3. Learn how to hand express
Hand expression helps increase milk production, learning how to hand express your breast milk can use you feel more confident about breastfeeding, and also the milk you express can be fed to your baby if you’re separated after delivery.
To hand express, smoothly massage your breasts to help get the milk flowing. Then, holding your hand above your areola in a C shape around your breast, gently compress your breast and simultaneously push the tissue toward your breast wall. Then roll your fingers forward toward your nipple.
4. Have a support person
Since you may be tired or uncomfortable after a C-section, a support person can help you position yourself and ensure you and your baby are safe; this assistance can help reduce your anxiety and get your baby latched on.
5. Embrace pillows
Pillows can be your best friend when you are breastfeeding at home or hospital. Nursing pillows are better, But any pillows you have will work just as well. Place pillows under your arms behind your back and even across your belly to protect your incision site. If you want to place a pillow under your baby to help bring them closer to your breast.
6. Wear comfort clothes
Ask any mom who has had a C-section, and she will tell you to be sure your clothes don’t rub on your incision site. It’s also essential to wear clothes that allow easy access for skin-to-skin and breastfeeding. Being prepared for breastfeeding – no matter the delivery method – can increase your confidence and help you make the adjustments necessary to feed your baby comfortably.
7. Take a rest
Due to taking medicine from the surgery, you may be drowsy and incredibly tired, especially if you had long labor before delivery. Seek help when you need it. Those first few days and weeks are filled with wonder and excitement. While you will likely want to share the joy with your loved ones, you may require to consider asking visitors to wait until you are settled at home. It will allow you to make a bond with your newborn and begin your recovery.

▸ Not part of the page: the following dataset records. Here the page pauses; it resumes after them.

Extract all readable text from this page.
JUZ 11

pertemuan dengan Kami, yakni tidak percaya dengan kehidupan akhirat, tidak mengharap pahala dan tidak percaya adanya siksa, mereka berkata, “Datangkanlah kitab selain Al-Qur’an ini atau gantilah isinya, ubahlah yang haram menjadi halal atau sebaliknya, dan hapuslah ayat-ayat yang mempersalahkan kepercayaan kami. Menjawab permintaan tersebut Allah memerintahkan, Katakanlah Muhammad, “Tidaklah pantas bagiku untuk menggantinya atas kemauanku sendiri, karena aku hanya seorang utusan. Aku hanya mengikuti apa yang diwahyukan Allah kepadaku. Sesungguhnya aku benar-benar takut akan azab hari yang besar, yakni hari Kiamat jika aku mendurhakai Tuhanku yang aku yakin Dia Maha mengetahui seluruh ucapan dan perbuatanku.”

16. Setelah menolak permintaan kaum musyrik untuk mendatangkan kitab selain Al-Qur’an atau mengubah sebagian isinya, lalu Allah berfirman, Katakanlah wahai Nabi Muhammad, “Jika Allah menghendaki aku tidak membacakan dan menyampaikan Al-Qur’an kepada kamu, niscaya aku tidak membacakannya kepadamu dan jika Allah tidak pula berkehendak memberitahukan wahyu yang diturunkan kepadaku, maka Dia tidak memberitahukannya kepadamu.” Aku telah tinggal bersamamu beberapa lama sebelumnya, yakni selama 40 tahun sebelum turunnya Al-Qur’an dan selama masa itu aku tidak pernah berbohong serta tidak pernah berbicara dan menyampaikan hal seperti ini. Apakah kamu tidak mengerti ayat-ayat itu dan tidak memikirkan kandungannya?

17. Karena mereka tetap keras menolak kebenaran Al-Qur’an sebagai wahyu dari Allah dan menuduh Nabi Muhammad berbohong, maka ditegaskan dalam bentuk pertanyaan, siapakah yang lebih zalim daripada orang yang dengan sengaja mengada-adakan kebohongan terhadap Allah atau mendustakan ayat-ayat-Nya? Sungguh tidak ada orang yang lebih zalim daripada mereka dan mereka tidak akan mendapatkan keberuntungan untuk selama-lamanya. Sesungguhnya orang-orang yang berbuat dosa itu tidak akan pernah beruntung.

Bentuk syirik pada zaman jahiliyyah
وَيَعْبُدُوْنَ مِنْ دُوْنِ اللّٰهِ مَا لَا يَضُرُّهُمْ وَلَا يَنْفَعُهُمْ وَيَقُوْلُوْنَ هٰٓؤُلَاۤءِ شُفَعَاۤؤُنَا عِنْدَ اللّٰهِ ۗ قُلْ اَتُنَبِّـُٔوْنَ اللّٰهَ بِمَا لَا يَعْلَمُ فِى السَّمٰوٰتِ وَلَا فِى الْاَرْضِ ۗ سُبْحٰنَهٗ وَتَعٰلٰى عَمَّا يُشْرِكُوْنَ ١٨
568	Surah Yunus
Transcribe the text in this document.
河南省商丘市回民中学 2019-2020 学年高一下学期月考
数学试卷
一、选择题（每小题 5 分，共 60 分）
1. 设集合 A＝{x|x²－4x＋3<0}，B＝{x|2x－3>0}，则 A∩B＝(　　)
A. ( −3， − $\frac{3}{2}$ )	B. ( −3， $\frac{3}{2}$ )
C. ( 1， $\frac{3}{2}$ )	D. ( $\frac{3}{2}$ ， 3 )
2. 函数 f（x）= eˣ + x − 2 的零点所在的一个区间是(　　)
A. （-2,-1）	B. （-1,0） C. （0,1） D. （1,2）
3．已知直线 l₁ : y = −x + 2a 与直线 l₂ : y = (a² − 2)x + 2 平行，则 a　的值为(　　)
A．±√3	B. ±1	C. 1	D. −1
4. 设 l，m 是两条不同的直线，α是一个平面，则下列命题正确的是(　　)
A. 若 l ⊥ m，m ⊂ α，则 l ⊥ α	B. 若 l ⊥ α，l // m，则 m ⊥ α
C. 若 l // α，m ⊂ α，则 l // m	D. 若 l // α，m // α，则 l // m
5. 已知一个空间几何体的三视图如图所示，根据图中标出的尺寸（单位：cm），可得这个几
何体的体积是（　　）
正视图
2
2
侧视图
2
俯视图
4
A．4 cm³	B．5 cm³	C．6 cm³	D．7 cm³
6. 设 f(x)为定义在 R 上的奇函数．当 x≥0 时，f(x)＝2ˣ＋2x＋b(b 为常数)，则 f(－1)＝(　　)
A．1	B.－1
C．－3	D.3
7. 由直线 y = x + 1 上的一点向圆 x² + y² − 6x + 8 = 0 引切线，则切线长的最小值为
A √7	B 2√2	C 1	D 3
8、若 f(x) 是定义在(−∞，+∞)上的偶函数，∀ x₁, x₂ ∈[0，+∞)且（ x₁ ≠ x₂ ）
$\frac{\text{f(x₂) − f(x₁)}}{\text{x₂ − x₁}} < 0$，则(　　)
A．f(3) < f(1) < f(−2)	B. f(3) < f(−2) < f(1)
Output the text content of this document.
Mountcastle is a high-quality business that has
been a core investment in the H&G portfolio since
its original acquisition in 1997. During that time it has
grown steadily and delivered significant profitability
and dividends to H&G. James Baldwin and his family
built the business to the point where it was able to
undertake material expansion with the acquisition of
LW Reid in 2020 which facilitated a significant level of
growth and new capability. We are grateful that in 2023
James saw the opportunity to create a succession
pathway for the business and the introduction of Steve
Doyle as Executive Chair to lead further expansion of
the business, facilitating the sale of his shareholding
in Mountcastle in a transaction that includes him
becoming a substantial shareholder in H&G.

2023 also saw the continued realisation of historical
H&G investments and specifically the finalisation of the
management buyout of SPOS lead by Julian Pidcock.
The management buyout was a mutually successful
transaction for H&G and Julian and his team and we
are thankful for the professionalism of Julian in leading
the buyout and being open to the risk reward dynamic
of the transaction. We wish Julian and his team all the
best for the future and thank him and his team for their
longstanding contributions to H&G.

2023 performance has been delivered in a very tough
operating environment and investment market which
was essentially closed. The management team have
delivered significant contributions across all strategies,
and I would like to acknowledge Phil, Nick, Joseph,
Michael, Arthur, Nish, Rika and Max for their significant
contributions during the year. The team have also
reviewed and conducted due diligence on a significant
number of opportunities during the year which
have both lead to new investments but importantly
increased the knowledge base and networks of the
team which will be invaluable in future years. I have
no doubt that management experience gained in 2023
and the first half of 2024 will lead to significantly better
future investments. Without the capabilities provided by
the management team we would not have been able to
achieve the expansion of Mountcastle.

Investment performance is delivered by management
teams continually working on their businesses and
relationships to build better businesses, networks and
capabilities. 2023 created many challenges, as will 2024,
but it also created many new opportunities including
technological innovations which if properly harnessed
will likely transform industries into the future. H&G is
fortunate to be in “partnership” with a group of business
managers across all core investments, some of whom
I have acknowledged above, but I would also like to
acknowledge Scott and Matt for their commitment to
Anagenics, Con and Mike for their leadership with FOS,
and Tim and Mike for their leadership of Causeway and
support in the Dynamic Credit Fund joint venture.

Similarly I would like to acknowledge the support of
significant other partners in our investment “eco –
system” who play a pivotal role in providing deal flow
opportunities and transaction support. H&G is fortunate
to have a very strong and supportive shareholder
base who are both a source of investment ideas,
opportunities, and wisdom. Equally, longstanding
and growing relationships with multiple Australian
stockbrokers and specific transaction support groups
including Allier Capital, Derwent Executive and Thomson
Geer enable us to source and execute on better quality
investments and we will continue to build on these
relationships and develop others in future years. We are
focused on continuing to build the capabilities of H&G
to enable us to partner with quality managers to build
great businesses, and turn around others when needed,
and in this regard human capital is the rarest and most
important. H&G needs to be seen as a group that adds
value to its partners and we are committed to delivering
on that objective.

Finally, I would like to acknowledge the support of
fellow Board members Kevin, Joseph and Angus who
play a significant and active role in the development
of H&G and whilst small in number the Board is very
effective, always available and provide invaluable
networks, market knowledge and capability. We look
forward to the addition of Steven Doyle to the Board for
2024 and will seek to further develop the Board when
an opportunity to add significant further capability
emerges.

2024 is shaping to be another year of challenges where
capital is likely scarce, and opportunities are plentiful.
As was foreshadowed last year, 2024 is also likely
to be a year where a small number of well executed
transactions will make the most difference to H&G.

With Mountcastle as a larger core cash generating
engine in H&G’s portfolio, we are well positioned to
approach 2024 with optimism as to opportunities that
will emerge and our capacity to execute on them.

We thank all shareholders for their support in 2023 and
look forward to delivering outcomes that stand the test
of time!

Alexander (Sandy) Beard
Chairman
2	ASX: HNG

8. Breastfeeding early and often
Some researchers show that initiating breastfeeding within two hours of delivery. Significantly increase breastfeeding rates. Early breastfeeding also increases overall milk volume and reduces the amount of time until lactogenesis-II, the onset of copious milk production. Since C-section delivery may cause a delay in milk production, belly-birth moms can prevent this delay by breastfeeding as early and often as possible.
9. Pay attention to your pain level
A C-section is major abdominal surgery. I can’t stress enough how important it is to rest and take your prescribed medications as needed to keep your pain level manageable.
10. Nurse, however, you’re most comfortable
To keep your newborn away from your incision site, try breastfeeding in a laid-back position on the couch. Also try in bed with your baby on your chest or in a football hold. Once you’re home and have recovered for a few days, a side-lying position may be comfortable and allow you to rest while nursing. Some moms prefer to nurse while sitting on a couch or recliner while others prefer to sit up in bed.